Fonteyn and Nureyev had rehearsed the pas de deux several months previously before leaving on a tour of Australia. The photographer Keith Money recalled their rehearsal in Bath, along with a moment of naivety from Menuhin about the nature of choreography.

“Rather surprisingly the dancers had somehow remembered most of the work during the interim, and the first stage rehearsal was progressing satisfactorily when Menuhin suddenly stopped playing, waved his bow at the two dancers, and said: ‘I think, here, something a little lighter, more cheerful, perhaps’.”

The Alexander Bland column in The Observer recorded the eventual performance as follows.

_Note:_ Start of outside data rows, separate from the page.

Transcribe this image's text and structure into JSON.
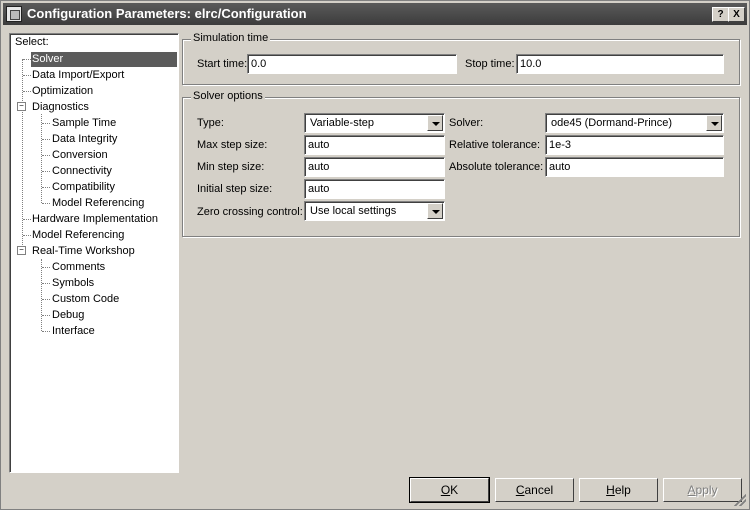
{
  "window": {
    "title": "Configuration Parameters: elrc/Configuration",
    "help_button": "?",
    "close_button": "X"
  },
  "sidebar": {
    "select_label": "Select:",
    "items": [
      {
        "label": "Solver",
        "selected": true
      },
      {
        "label": "Data Import/Export"
      },
      {
        "label": "Optimization"
      },
      {
        "label": "Diagnostics",
        "expanded": true
      },
      {
        "label": "Sample Time"
      },
      {
        "label": "Data Integrity"
      },
      {
        "label": "Conversion"
      },
      {
        "label": "Connectivity"
      },
      {
        "label": "Compatibility"
      },
      {
        "label": "Model Referencing"
      },
      {
        "label": "Hardware Implementation"
      },
      {
        "label": "Model Referencing"
      },
      {
        "label": "Real-Time Workshop",
        "expanded": true
      },
      {
        "label": "Comments"
      },
      {
        "label": "Symbols"
      },
      {
        "label": "Custom Code"
      },
      {
        "label": "Debug"
      },
      {
        "label": "Interface"
      }
    ]
  },
  "simulation_time": {
    "group_label": "Simulation time",
    "start_label": "Start time:",
    "start_value": "0.0",
    "stop_label": "Stop time:",
    "stop_value": "10.0"
  },
  "solver_options": {
    "group_label": "Solver options",
    "type_label": "Type:",
    "type_value": "Variable-step",
    "solver_label": "Solver:",
    "solver_value": "ode45 (Dormand-Prince)",
    "max_step_label": "Max step size:",
    "max_step_value": "auto",
    "rel_tol_label": "Relative tolerance:",
    "rel_tol_value": "1e-3",
    "min_step_label": "Min step size:",
    "min_step_value": "auto",
    "abs_tol_label": "Absolute tolerance:",
    "abs_tol_value": "auto",
    "init_step_label": "Initial step size:",
    "init_step_value": "auto",
    "zero_crossing_label": "Zero crossing control:",
    "zero_crossing_value": "Use local settings"
  },
  "buttons": {
    "ok_mnemonic": "O",
    "ok_rest": "K",
    "cancel_mnemonic": "C",
    "cancel_rest": "ancel",
    "help_mnemonic": "H",
    "help_rest": "elp",
    "apply_mnemonic": "A",
    "apply_rest": "pply"
  }
}
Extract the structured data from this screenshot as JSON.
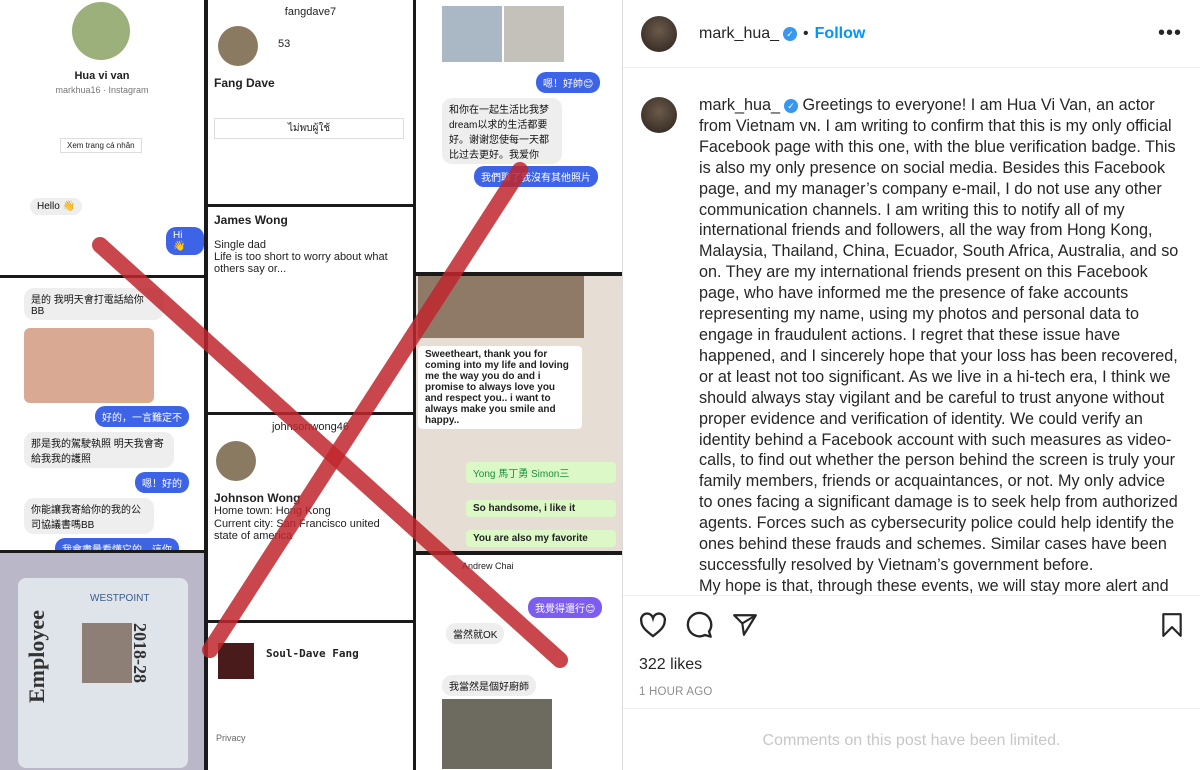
{
  "media": {
    "panels": {
      "p1_name": "Hua vi van",
      "p1_sub": "markhua16 · Instagram",
      "p1_btn": "Xem trang cá nhân",
      "p1_hello": "Hello 👋",
      "p1_hi": "Hi 👋",
      "p2_user": "fangdave7",
      "p2_count": "53",
      "p2_name": "Fang Dave",
      "p2_btn": "ไม่พบผู้ใช้",
      "p3_name": "James Wong",
      "p3_bio": "Single dad",
      "p3_bio2": "Life is too short to worry about what others say or...",
      "p4_user": "johnsonwong46",
      "p4_name": "Johnson Wong",
      "p4_bio": "Home town: Hong Kong",
      "p4_bio2": "Current city: San Francisco united state of america",
      "p5_name": "Soul-Dave Fang",
      "p5_privacy": "Privacy",
      "p6_msg1": "嗯！好帥😊",
      "p6_msg2": "和你在一起生活比我梦dream以求的生活都要好。谢谢您使每一天都比过去更好。我爱你",
      "p6_msg3": "我們聊了我沒有其他照片",
      "p7_msg": "Sweetheart, thank you for coming into my life and loving me the way you do and i promise to always love you and respect you.. i want to always make you smile and happy..",
      "p7_quote": "Yong 馬丁勇 Simon三",
      "p7_reply": "So handsome, i like it",
      "p7_reply2": "You are also my favorite",
      "p8_name": "Andrew Chai",
      "p8_msg1": "我覺得還行😊",
      "p8_msg2": "當然就OK",
      "p8_msg3": "我當然是個好廚師",
      "p9_msg1": "是的 我明天會打電話給你BB",
      "p9_msg2": "好的，一言難定不",
      "p9_msg3": "那是我的駕駛執照 明天我會寄給我我的護照",
      "p9_msg4": "嗯！好的",
      "p9_msg5": "你能讓我寄給你的我的公司協議書嗎BB",
      "p9_msg6": "我會盡量看懂它的，這你",
      "p10_card": "Employee",
      "p10_year": "2018-28",
      "p10_brand": "WESTPOINT"
    },
    "overlay_color": "#c0272d"
  },
  "header": {
    "username": "mark_hua_",
    "verified": true,
    "separator": "•",
    "follow_label": "Follow",
    "more_icon": "more-horizontal-icon"
  },
  "caption": {
    "username": "mark_hua_",
    "text": "Greetings to everyone! I am Hua Vi Van, an actor from Vietnam ᴠɴ. I am writing to confirm that this is my only official Facebook page with this one, with the blue verification badge. This is also my only presence on social media. Besides this Facebook page, and my manager’s company e-mail, I do not use any other communication channels. I am writing this to notify all of my international friends and followers, all the way from Hong Kong, Malaysia, Thailand, China, Ecuador, South Africa, Australia, and so on. They are my international friends present on this Facebook page, who have informed me the presence of fake accounts representing my name, using my photos and personal data to engage in fraudulent actions. I regret that these issue have happened, and I sincerely hope that your loss has been recovered, or at least not too significant. As we live in a hi-tech era, I think we should always stay vigilant and be careful to trust anyone without proper evidence and verification of identity. We could verify an identity behind a Facebook account with such measures as video-calls, to find out whether the person behind the screen is truly your family members, friends or acquaintances, or not. My only advice to ones facing a significant damage is to seek help from authorized agents. Forces such as cybersecurity police could help identify the ones behind these frauds and schemes. Similar cases have been successfully resolved by Vietnam’s government before.",
    "text2": "My hope is that, through these events, we will stay more alert and"
  },
  "actions": {
    "icons": [
      "heart-icon",
      "comment-icon",
      "share-icon",
      "bookmark-icon"
    ]
  },
  "likes": "322 likes",
  "time": "1 HOUR AGO",
  "comments_notice": "Comments on this post have been limited.",
  "colors": {
    "accent": "#0095f6",
    "verified": "#3897f0"
  }
}
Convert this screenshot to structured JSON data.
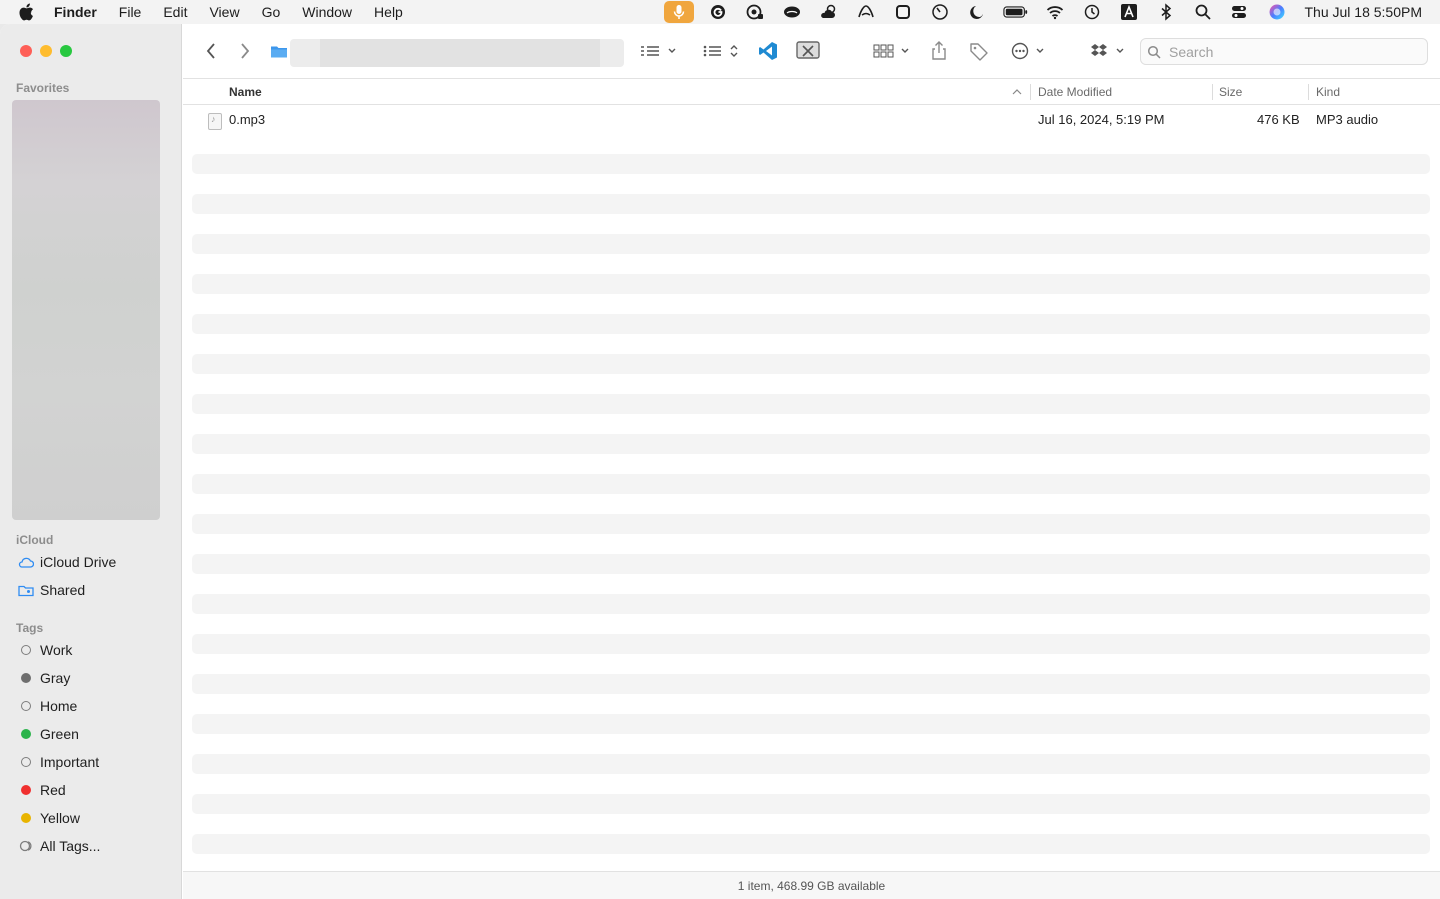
{
  "menubar": {
    "app_name": "Finder",
    "menus": [
      "File",
      "Edit",
      "View",
      "Go",
      "Window",
      "Help"
    ],
    "clock": "Thu Jul 18  5:50PM"
  },
  "sidebar": {
    "favorites_header": "Favorites",
    "icloud_header": "iCloud",
    "icloud_items": [
      {
        "label": "iCloud Drive",
        "icon": "cloud-icon"
      },
      {
        "label": "Shared",
        "icon": "shared-folder-icon"
      }
    ],
    "tags_header": "Tags",
    "tags": [
      {
        "label": "Work",
        "color": ""
      },
      {
        "label": "Gray",
        "color": "#6e6e6e"
      },
      {
        "label": "Home",
        "color": ""
      },
      {
        "label": "Green",
        "color": "#2ab34a"
      },
      {
        "label": "Important",
        "color": ""
      },
      {
        "label": "Red",
        "color": "#f0302f"
      },
      {
        "label": "Yellow",
        "color": "#e8b400"
      },
      {
        "label": "All Tags...",
        "color": ""
      }
    ]
  },
  "toolbar": {
    "search_placeholder": "Search"
  },
  "columns": {
    "name": "Name",
    "date_modified": "Date Modified",
    "size": "Size",
    "kind": "Kind"
  },
  "files": [
    {
      "name": "0.mp3",
      "date_modified": "Jul 16, 2024, 5:19 PM",
      "size": "476 KB",
      "kind": "MP3 audio"
    }
  ],
  "status_bar": "1 item, 468.99 GB available",
  "colors": {
    "accent": "#0a84ff",
    "mic_active": "#f0a63e"
  }
}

“That a gala audience in the English provinces, faced with a modern dance arrangement, to a bit of unaccompanied solo violin by Bartok, should respond not with an icy rattle of gloved hands but with determined shouts for an immediate encore is surely a signal worth noticing. Is public taste on the move? The presence and playing of the Festival director, Yehudi Menuhin certainly contributed much: the dancing of the extraordinary couple contributed more; but most credit must go to the choreographer, Kenneth MacMillan, who showed again that he has not only found a personal style but that he can deploy it to exploit his dancers’ virtues. This short piece, written in the sinuous, emotional groping á terre style of the best bits of his recent Images of Love was proved a success, all the keener for being so improbable.”